Of course, if a player voluntarily ends his relationship with a team by retiring, he waives the rest of his contract. Many players have done that when they reached the point in their careers where they were no longer helping the team, taking the place of a better young player on the roster, and embarrassing themselves. None of those players, however, would be forfeiting 27 million dollars, the current tab the Yankees are contractually obligated to pay A-Rod as the final lap of a $275 million, 10-year contract that was baseball’s largest in 2007.
Nevertheless, forfeiting the money is what an ethical player should do. He’s not earning it. Rodriquez has made more than a half-billion dollars in his career, not counting various endorsement fees and bonuses. His two children are guaranteed to be tycoons many times over. He has lots of money, but very little accumulated good will or respect, as a confessed steroid cheat (he was suspended for the entire 2014 season for PED use and a cover-up) and is one of the most disliked players in any sport. Retiring as a straightforward admission that he is no longer able to play and has been hurting his team and team mates would have been the ethical course—a sacrifice, but not much of one.
This was obviously a negotiated exit, proposed by the Yankees. When the fourth-place team with scant play-off hopes traded four established veterans last month, it was clear that A-Rod was on the block, despite needing only four more home runs to join fellow PED-hound Barry Bonds (762), Hank Aaron (755) and Babe Ruth (714) as the only baseball sluggers to reach 700 dingers. He wasn’t going to get the at-bats to do it, though, so the team offered him a dignified exit.

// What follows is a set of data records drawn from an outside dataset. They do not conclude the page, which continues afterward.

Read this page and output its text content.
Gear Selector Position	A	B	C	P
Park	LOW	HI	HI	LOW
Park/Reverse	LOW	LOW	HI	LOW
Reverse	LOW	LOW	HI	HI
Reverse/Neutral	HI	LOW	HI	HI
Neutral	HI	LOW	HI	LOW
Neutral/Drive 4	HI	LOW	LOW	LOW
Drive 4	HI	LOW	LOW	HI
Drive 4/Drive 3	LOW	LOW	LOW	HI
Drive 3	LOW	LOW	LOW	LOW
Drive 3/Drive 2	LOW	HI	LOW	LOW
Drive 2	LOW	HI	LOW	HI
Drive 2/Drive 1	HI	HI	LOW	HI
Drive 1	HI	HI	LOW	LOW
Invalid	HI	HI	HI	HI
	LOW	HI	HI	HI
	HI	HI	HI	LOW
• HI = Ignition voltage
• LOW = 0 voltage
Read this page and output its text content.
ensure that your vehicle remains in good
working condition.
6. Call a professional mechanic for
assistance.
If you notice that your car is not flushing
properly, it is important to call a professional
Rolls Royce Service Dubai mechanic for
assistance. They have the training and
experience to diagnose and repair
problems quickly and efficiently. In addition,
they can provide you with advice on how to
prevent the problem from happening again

He could “retire,” but would really be handed an unconditional release. After Rodriguez’s last game, he will be dropped off the roster by the club and collect his huge pay checks by staying at home to Florida. Starting next season, he will become the highest paid “special adviser and instructor” who ever lived, as the Yankees try to get something for their 20 million.
“After spending several days discussing this plan with Alex, I am pleased that he will remain a part of our organization moving forward and transition into a role in which I know he can flourish,” Yankees Managing General Partner Hal Steinbrenner said in a statement.
Right. Translation: “We are thrilled that we will finally get this albatross off our necks. It’s 27 million down the drain that we could be using to improve the team, but at least Rodriguez won’t be wasting a roster spot.”
It didn’t have to be that way, but given what we have learned about Alex Rodriguez over the years, I guess it did.
It’s funny: I distinctly remember the day, long ago, when I thought to myself, “Well, at least Alex Rodriguez will top Barry Bonds’ tainted career home run total, and we’ll have a clean, honest, honorable home run king again.”